A change in station ownership came in late 1982 to Sconnix Broadcasting, and in January 1983, the station — while retaining the country music format — changed its call letters to WLLR. During this time, WLLR began a slow climb toward becoming the Quad Cities market's top-rated radio station, a goal achieved in the late 1980s.

===Oldies era (1998–2012)===
On March 2, 1998, WLLR's country format swapped frequencies with 103.7 FM's oldies format. At the time of the switch, KUUL's format consisted of rock oldies from the 1950s through early 1970s, but the emphasis gradually shifted toward hits of the 1970s, and at one time, the 1980s, although the station always retained part of its 1960s library.

From 2001 to 2007, KUUL carried The Bob & Tom Show during its morning programming block after originally airing on WHTS, but the show has since been switched to KCQQ. The move coincided with a new morning show teaming Steve Ketelaar and Mark Manuel. Following the 2002 holiday season, the station began adding 1980s hits to its library, dropping nearly all of its pre-1964 music, thereby tweaking the format to an oldies/classic hits hybrid similar to KQQL. That music mix remained in place through 2009, when – after a series of layoffs – the station began automating most of its programming through iHeartRadio's Premium Choice programming; the playlist was shortened to only 1960s and 1970s hits, with approximately two dozen 1980s titles remaining. The only live on-air talent remaining were morning show hosts Mark Manuel and Steve Ketalaar.

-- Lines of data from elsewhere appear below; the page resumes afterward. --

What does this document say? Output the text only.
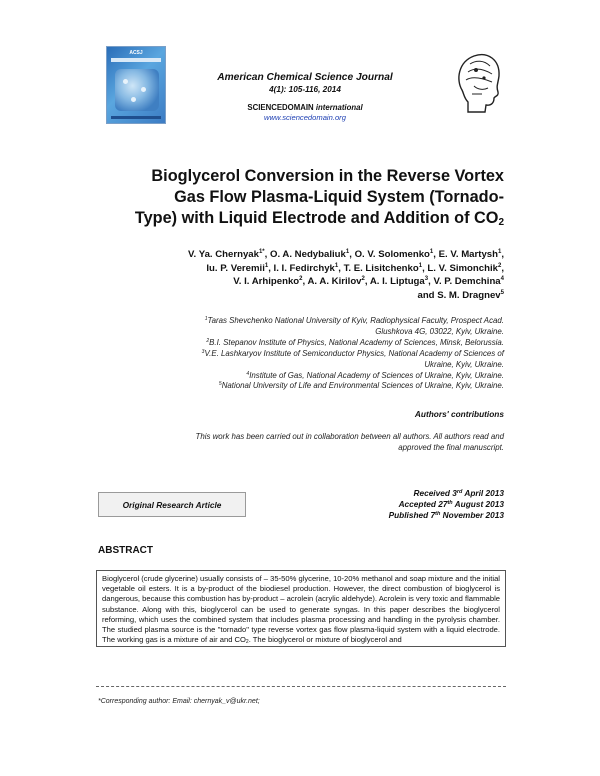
ACSJ
American Chemical Science Journal
4(1): 105-116, 2014
SCIENCEDOMAIN international
www.sciencedomain.org
Bioglycerol Conversion in the Reverse Vortex
Gas Flow Plasma-Liquid System (Tornado-
Type) with Liquid Electrode and Addition of $CO_2$
V. Ya. Chernyak$^{1*}$, O. A. Nedybaliuk$^1$, O. V. Solomenko$^1$, E. V. Martysh$^1$,
Iu. P. Veremii$^1$, I. I. Fedirchyk$^1$, T. E. Lisitchenko$^1$, L. V. Simonchik$^2$,
V. I. Arhipenko$^2$, A. A. Kirilov$^2$, A. I. Liptuga$^3$, V. P. Demchina$^4$
and S. M. Dragnev$^5$
$^1$Taras Shevchenko National University of Kyiv, Radiophysical Faculty, Prospect Acad.
Glushkova 4G, 03022, Kyiv, Ukraine.
$^2$B.I. Stepanov Institute of Physics, National Academy of Sciences, Minsk, Belorussia.
$^3$V.E. Lashkaryov Institute of Semiconductor Physics, National Academy of Sciences of
Ukraine, Kyiv, Ukraine.
$^4$Institute of Gas, National Academy of Sciences of Ukraine, Kyiv, Ukraine.
$^5$National University of Life and Environmental Sciences of Ukraine, Kyiv, Ukraine.
Authors' contributions
This work has been carried out in collaboration between all authors. All authors read and
approved the final manuscript.
Original Research Article
Received 3rd April 2013
Accepted 27th August 2013
Published 7th November 2013
ABSTRACT
Bioglycerol (crude glycerine) usually consists of – 35-50% glycerine, 10-20% methanol and soap mixture and the initial vegetable oil esters. It is a by-product of the biodiesel production. However, the direct combustion of bioglycerol is dangerous, because this combustion has by-product – acrolein (acrylic aldehyde). Acrolein is very toxic and flammable substance. Along with this, bioglycerol can be used to generate syngas. In this paper describes the bioglycerol reforming, which uses the combined system that includes plasma processing and handling in the pyrolysis chamber. The studied plasma source is the "tornado" type reverse vortex gas flow plasma-liquid system with a liquid electrode. The working gas is a mixture of air and $CO_2$. The bioglycerol or mixture of bioglycerol and
*Corresponding author: Email: chernyak_v@ukr.net;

During the holiday season (roughly, Thanksgiving to Christmas Day) from 2002 to 2007, KUUL switched to an all-holiday music format. The holiday format moved to KMXG after the 2008 holiday season.

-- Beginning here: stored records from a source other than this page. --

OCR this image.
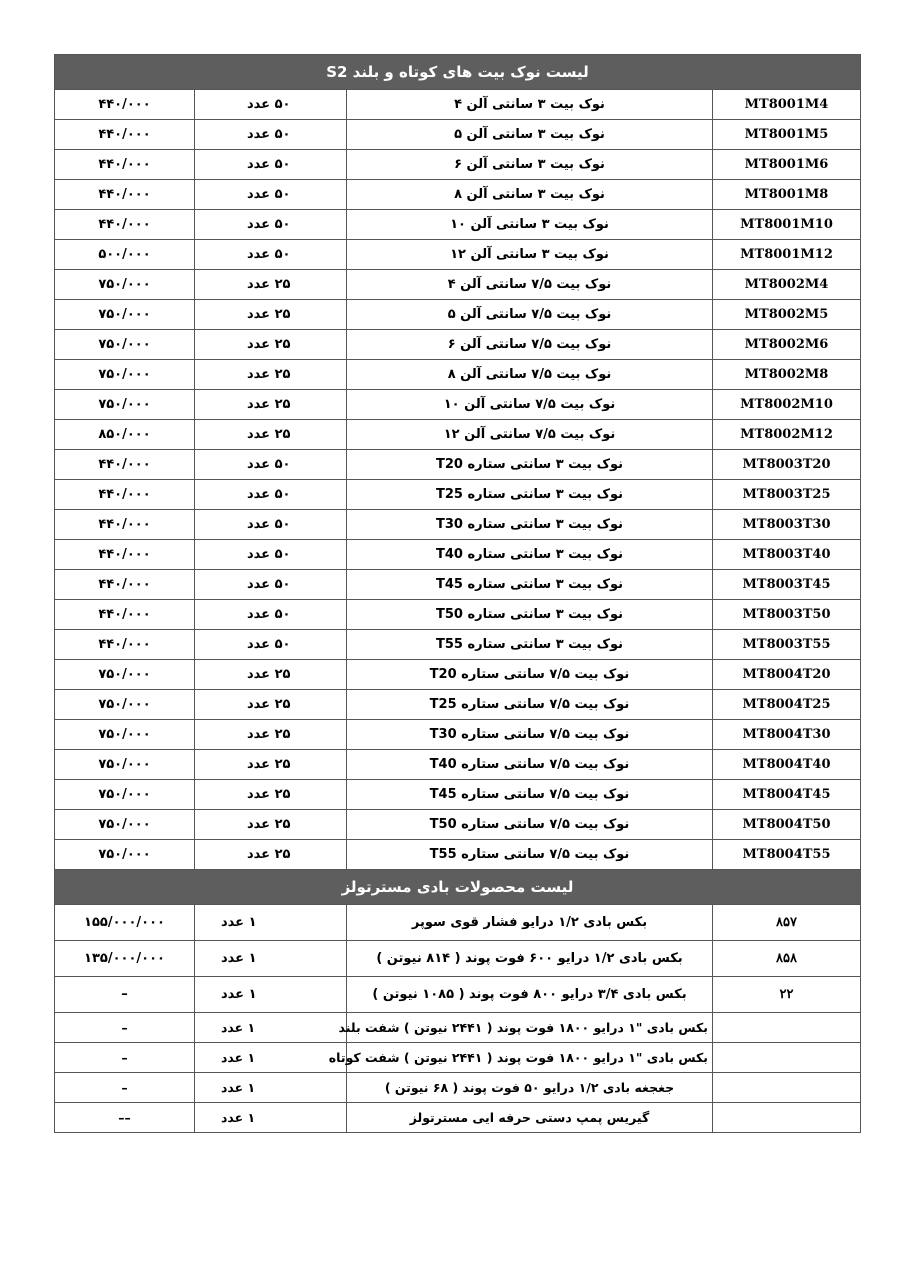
لیست نوک بیت های کوتاه و بلند S2			
۴۴۰/۰۰۰	۵۰ عدد	نوک بیت ۳ سانتی آلن ۴	MT8001M4
۴۴۰/۰۰۰	۵۰ عدد	نوک بیت ۳ سانتی آلن ۵	MT8001M5
۴۴۰/۰۰۰	۵۰ عدد	نوک بیت ۳ سانتی آلن ۶	MT8001M6
۴۴۰/۰۰۰	۵۰ عدد	نوک بیت ۳ سانتی آلن ۸	MT8001M8
۴۴۰/۰۰۰	۵۰ عدد	نوک بیت ۳ سانتی آلن ۱۰	MT8001M10
۵۰۰/۰۰۰	۵۰ عدد	نوک بیت ۳ سانتی آلن ۱۲	MT8001M12
۷۵۰/۰۰۰	۲۵ عدد	نوک بیت ۷/۵ سانتی آلن ۴	MT8002M4
۷۵۰/۰۰۰	۲۵ عدد	نوک بیت ۷/۵ سانتی آلن ۵	MT8002M5
۷۵۰/۰۰۰	۲۵ عدد	نوک بیت ۷/۵ سانتی آلن ۶	MT8002M6
۷۵۰/۰۰۰	۲۵ عدد	نوک بیت ۷/۵ سانتی آلن ۸	MT8002M8
۷۵۰/۰۰۰	۲۵ عدد	نوک بیت ۷/۵ سانتی آلن ۱۰	MT8002M10
۸۵۰/۰۰۰	۲۵ عدد	نوک بیت ۷/۵ سانتی آلن ۱۲	MT8002M12
۴۴۰/۰۰۰	۵۰ عدد	نوک بیت ۳ سانتی ستاره T20	MT8003T20
۴۴۰/۰۰۰	۵۰ عدد	نوک بیت ۳ سانتی ستاره T25	MT8003T25
۴۴۰/۰۰۰	۵۰ عدد	نوک بیت ۳ سانتی ستاره T30	MT8003T30
۴۴۰/۰۰۰	۵۰ عدد	نوک بیت ۳ سانتی ستاره T40	MT8003T40
۴۴۰/۰۰۰	۵۰ عدد	نوک بیت ۳ سانتی ستاره T45	MT8003T45
۴۴۰/۰۰۰	۵۰ عدد	نوک بیت ۳ سانتی ستاره T50	MT8003T50
۴۴۰/۰۰۰	۵۰ عدد	نوک بیت ۳ سانتی ستاره T55	MT8003T55
۷۵۰/۰۰۰	۲۵ عدد	نوک بیت ۷/۵ سانتی ستاره T20	MT8004T20
۷۵۰/۰۰۰	۲۵ عدد	نوک بیت ۷/۵ سانتی ستاره T25	MT8004T25
۷۵۰/۰۰۰	۲۵ عدد	نوک بیت ۷/۵ سانتی ستاره T30	MT8004T30
۷۵۰/۰۰۰	۲۵ عدد	نوک بیت ۷/۵ سانتی ستاره T40	MT8004T40
۷۵۰/۰۰۰	۲۵ عدد	نوک بیت ۷/۵ سانتی ستاره T45	MT8004T45
۷۵۰/۰۰۰	۲۵ عدد	نوک بیت ۷/۵ سانتی ستاره T50	MT8004T50
۷۵۰/۰۰۰	۲۵ عدد	نوک بیت ۷/۵ سانتی ستاره T55	MT8004T55
لیست محصولات بادی مسترتولز			
۱۵۵/۰۰۰/۰۰۰	۱ عدد	بکس بادی ۱/۲ درایو فشار قوی سوپر	۸۵۷
۱۳۵/۰۰۰/۰۰۰	۱ عدد	بکس بادی ۱/۲ درایو ۶۰۰ فوت پوند ( ۸۱۴ نیوتن )	۸۵۸
–	۱ عدد	بکس بادی ۳/۴ درایو ۸۰۰ فوت پوند ( ۱۰۸۵ نیوتن )	۲۲
–	۱ عدد	بکس بادی "۱ درایو ۱۸۰۰ فوت پوند ( ۲۴۴۱ نیوتن ) شفت بلند	
–	۱ عدد	بکس بادی "۱ درایو ۱۸۰۰ فوت پوند ( ۲۴۴۱ نیوتن ) شفت کوتاه	
–	۱ عدد	جغجغه بادی ۱/۲ درایو ۵۰ فوت پوند ( ۶۸ نیوتن )	
––	۱ عدد	گیریس پمپ دستی حرفه ایی مسترتولز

===Top-40 era (2012–present)===
On February 20, 2012, KUUL flipped to CHR as "101-3 KISS FM". The last song played on "KUUL 101.3" was "Rock Your Baby" by George McCrae, while the first song played on "KISS FM" was "Turn Me On" by David Guetta and Nicki Minaj. Programming includes Elvis Duran and the Morning Show, one of only two in Iowa to air the show. With the demise of the oldies format, several of KUUL's former programs were moved to sister station KMXG, including American Top 40: The 70s, Into the 70s with John Landecker and The 70s with Steve Goddard. In addition, the morning show, hosted by Manuel and Ketalaar, was moved to sister station WOC. KUUL's programming is made up from Premium Choice lineup.